Without easily marketable skills, João Mendoza had gravitated to any office job and regretted ever leaving flying. And he still grieved for the kid brother whom he had almost raised after their mother died and their father worked fifteen hours a day. While the pilot had been at his fighter base in the north, the youth had fallen into the company of the gutter and died of an overdose. João never forgot and he never forgave. And the offered

fee was huge.

Dexter had a hired car, and he drove the Brazilian north to that flat county by the North Sea whose lack of hills and position on the east coast had made it, during World War II, such a natural for bomber bases. Scampton had been one of them. Through the Cold War, it had been the home of part of the V-bomber force, carrying the UK’s atomic bombs.

By 2011 it was host to a number of nonmilitary enterprises, among them a group of enthusiasts who were slowly restoring two Blackburn Buccaneers.
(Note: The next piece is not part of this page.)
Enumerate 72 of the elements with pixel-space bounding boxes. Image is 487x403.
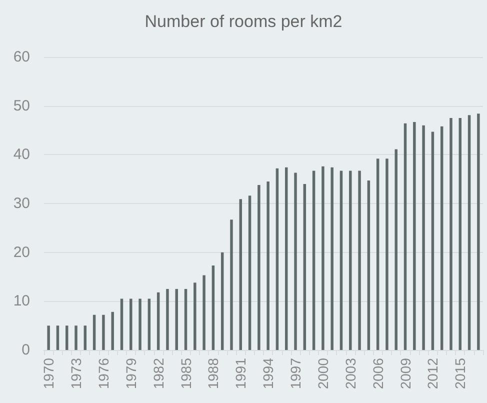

They had the pair up to fast-taxiing level but not yet airborne. Then they had been diverted, for a fee that solved many of their problems, to the converting of a South African Bucc that Guy Dawson had flown up from Thunder City four months earlier.

Most of the Buccaneer enthusiasts’ group were not and never had been fast-jet fliers. They were the riggers and fitters, the electricians and engineers, who had maintained the Buccs when they flew either for the Navy or the RAF. They lived locally, giving up their weekends and evenings to toil away, bringing the two salvaged veterans back to the air again.

Dexter and Mendoza spent the night at a local hostelry, an old coaching inn, with dark low beams and roaring logs, with glinting horse brasses and hunting prints that fascinated the Brazilian. In the morning, they motored over to Scampton to meet the team. There were fourteen of them, all engaged by Dexter with the Cobra’s money. Proudly they showed the Bucc’s new pilot what they had done.

The main change was the fitting of the guns. In its Cold War days, the Buccaneer had carried a range of ordnance suitable for a light bomber and especially a ship killer. While a warplane, her internal and under-wing payload had been a frightening variety of bombs and rockets, up to and including tactical atom bombs.

In the version Major Mendoza examined that spring day in a drafty hangar in Lincolnshire, all this payload had been converted to fuel tanks, giving her an impressive range or hours of “loiter” time. With one exception.

Although the Bucc had never been an interceptor fighter, the ground crew’s instructions had been clear. She had now been fitted with guns.